Thymianöl und der Winter in Maine

Gerard Donovan: Winter in Maine. Luchterhand 2009
Gerard Donovan: Winter in Maine. Luchterhand 2009

Gern würde ich euch eine Nase voll davon schicken, im ganzen Haus riecht es nach Thymianöl. Mein Mutti-Rezept für hustende Kinder: einen nassen Wattebausch mit Thymianöl tränken und ans Kopfende des Bettes legen. Wirkt prima!

Die Kinder sind seit heute fieberfrei und die Sache mit dem Husten kriegen wir auch noch hin. Neben dem Öl haben wir uns Ruhe verordnet und verbringen ein sehr, sehr entschleunigtes Wochenende.

Auf meinem gekauft-und-immer-noch-nicht-gelesen-Stapel liegt seit dem letzten Winter ein schmales Buch, das auf seine Stunde bis gestern gewartet hat. "Winter in Maine" von Gerard Donovan scheint mir gut zu einem Nachmittag zwischen Taschentüchern und Tee vor nasskalter Januarkulisse zu passen.

"Die Leute besiegen den Winter, indem sie nächtelang lesen und die Seiten hundertmal schneller umblättern, als ein Tag vergeht, kleine Zahnräder, die während all dieser Monate ein größeres in Bewegung halten. Der Winter ist fünfzig Bücher lang und heftet einen an die Stille wie ein augespießtes Insekt. Sätze verwandeln sich in einzelne Worte, und um zwölf Uhr verschmelzen die beiden Zeiger zu einem. Jeder Schritt versinkt im Norden. So ist die Zeit in Maine, das Weiß der Zeit." Spätestens mit diesem Abschnitt hat mich das Buch ganz und gar eingenommen. Und das hält an bis zur letzten Seite. Wunderschöne Sätze, wunderbar poetisch erzählt!

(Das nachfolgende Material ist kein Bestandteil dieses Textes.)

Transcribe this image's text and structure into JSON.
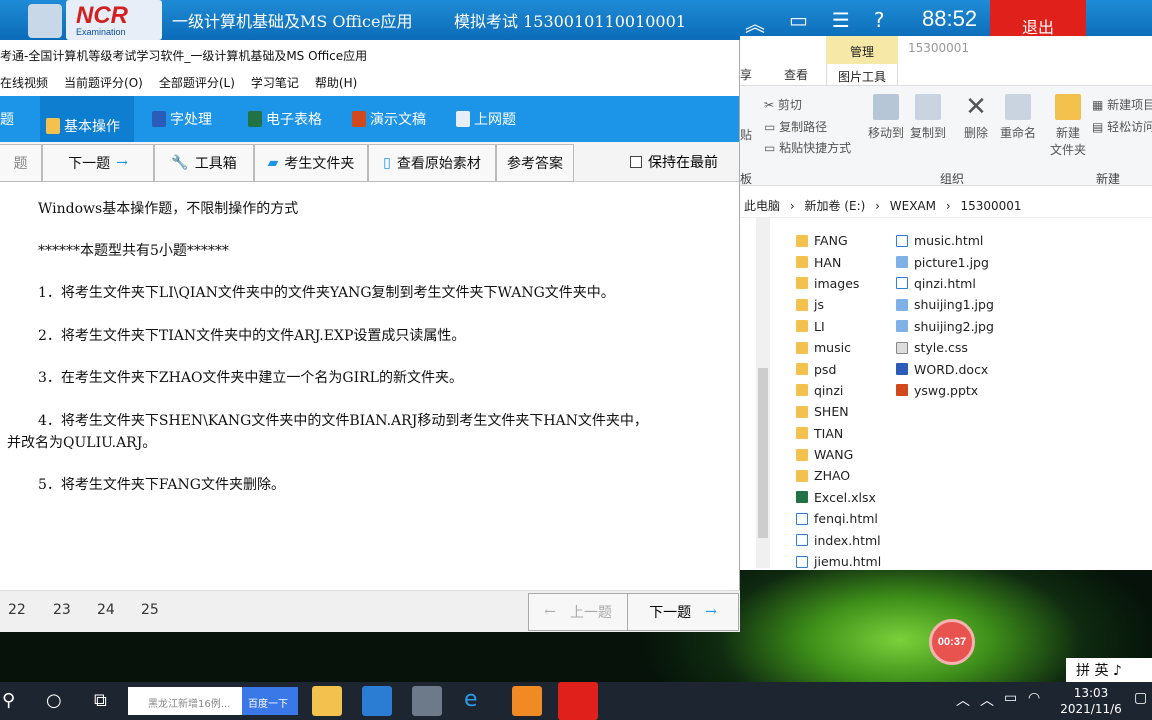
{
  "topbar": {
    "title": "一级计算机基础及MS Office应用",
    "exam": "模拟考试 1530010110010001",
    "timer": "88:52",
    "exit_label": "退出",
    "logo_text": "NCR",
    "logo_sub": "Examination"
  },
  "explorer": {
    "manage_tab": "管理",
    "folder_title": "15300001",
    "tabs": [
      "享",
      "查看"
    ],
    "picture_tools": "图片工具",
    "ribbon": {
      "cut": "剪切",
      "copy_path": "复制路径",
      "paste_shortcut": "粘贴快捷方式",
      "paste": "贴",
      "move_to": "移动到",
      "copy_to": "复制到",
      "delete": "删除",
      "rename": "重命名",
      "new_folder": "新建\n文件夹",
      "new_item": "新建项目",
      "easy_access": "轻松访问",
      "group_clipboard": "板",
      "group_organize": "组织",
      "group_new": "新建"
    },
    "breadcrumb": [
      "此电脑",
      "新加卷 (E:)",
      "WEXAM",
      "15300001"
    ],
    "col1": [
      {
        "name": "FANG",
        "type": "folder"
      },
      {
        "name": "HAN",
        "type": "folder"
      },
      {
        "name": "images",
        "type": "folder"
      },
      {
        "name": "js",
        "type": "folder"
      },
      {
        "name": "LI",
        "type": "folder"
      },
      {
        "name": "music",
        "type": "folder"
      },
      {
        "name": "psd",
        "type": "folder"
      },
      {
        "name": "qinzi",
        "type": "folder"
      },
      {
        "name": "SHEN",
        "type": "folder"
      },
      {
        "name": "TIAN",
        "type": "folder"
      },
      {
        "name": "WANG",
        "type": "folder"
      },
      {
        "name": "ZHAO",
        "type": "folder"
      },
      {
        "name": "Excel.xlsx",
        "type": "xlsx"
      },
      {
        "name": "fenqi.html",
        "type": "html"
      },
      {
        "name": "index.html",
        "type": "html"
      },
      {
        "name": "jiemu.html",
        "type": "html"
      }
    ],
    "col2": [
      {
        "name": "music.html",
        "type": "html"
      },
      {
        "name": "picture1.jpg",
        "type": "img"
      },
      {
        "name": "qinzi.html",
        "type": "html"
      },
      {
        "name": "shuijing1.jpg",
        "type": "img"
      },
      {
        "name": "shuijing2.jpg",
        "type": "img"
      },
      {
        "name": "style.css",
        "type": "css"
      },
      {
        "name": "WORD.docx",
        "type": "docx"
      },
      {
        "name": "yswg.pptx",
        "type": "pptx"
      }
    ]
  },
  "main": {
    "window_title": "考通-全国计算机等级考试学习软件_一级计算机基础及MS Office应用",
    "menu": [
      "在线视频",
      "当前题评分(O)",
      "全部题评分(L)",
      "学习笔记",
      "帮助(H)"
    ],
    "menu_prefix": "",
    "categories": [
      {
        "label": "题",
        "color": "transparent"
      },
      {
        "label": "基本操作",
        "color": "#f2c14e"
      },
      {
        "label": "字处理",
        "color": "#2b5cb8"
      },
      {
        "label": "电子表格",
        "color": "#217346"
      },
      {
        "label": "演示文稿",
        "color": "#d04a1e"
      },
      {
        "label": "上网题",
        "color": "#e8eef7"
      }
    ],
    "tools": {
      "prev_stub": "题",
      "next": "下一题",
      "toolbox": "工具箱",
      "exam_folder": "考生文件夹",
      "view_material": "查看原始素材",
      "answer": "参考答案",
      "keep_top": "保持在最前"
    },
    "content": {
      "intro": "Windows基本操作题，不限制操作的方式",
      "count": "******本题型共有5小题******",
      "q1": "1．将考生文件夹下LI\\QIAN文件夹中的文件夹YANG复制到考生文件夹下WANG文件夹中。",
      "q2": "2．将考生文件夹下TIAN文件夹中的文件ARJ.EXP设置成只读属性。",
      "q3": "3．在考生文件夹下ZHAO文件夹中建立一个名为GIRL的新文件夹。",
      "q4a": "4．将考生文件夹下SHEN\\KANG文件夹中的文件BIAN.ARJ移动到考生文件夹下HAN文件夹中，",
      "q4b": "并改名为QULIU.ARJ。",
      "q5": "5．将考生文件夹下FANG文件夹删除。"
    },
    "bottom": {
      "nums": [
        "22",
        "23",
        "24",
        "25"
      ],
      "prev": "上一题",
      "next": "下一题"
    }
  },
  "rec": "00:37",
  "ime": "拼 英 ♪",
  "taskbar": {
    "search_placeholder": "黑龙江新增16例...",
    "baidu": "百度一下",
    "time": "13:03",
    "date": "2021/11/6"
  }
}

Julius Winsome lebt in einer einsamen Hütte in den Wäldern von Maine. Er hat einen treuen und geliebten Begleiter, seinen Pitbullterrier Hobbes. Doch dann wird Hobbes erschossen und Julius fasst einen erschreckenden Entschluss. Er wird den Verlust rächen. 

Nüchtern, nachdenklich, dicht und klug erzählt kommt der Leser der Gefühlswelt von Julius Winsome nahe. Ein wunderschönes Buch, das anrührt und weit über den ersten Anschein der Geschichte -der Verhältnismäßigkeit zwischen dem Tod eines Hundes und der grausamen Rache- hinausausgeht.

"... aber bei den Ereignissen des Lebens muss man die eigene Anerkennung gewinnen. Es gibt niemanden, dem man etwas vorführen kann, niemanden, der sagt: Gut gemacht." 

Ein wunderbares Buch, das sich an einem kalten Wintertag im Februar wie von selbst liest. Unbedingt lesenswert!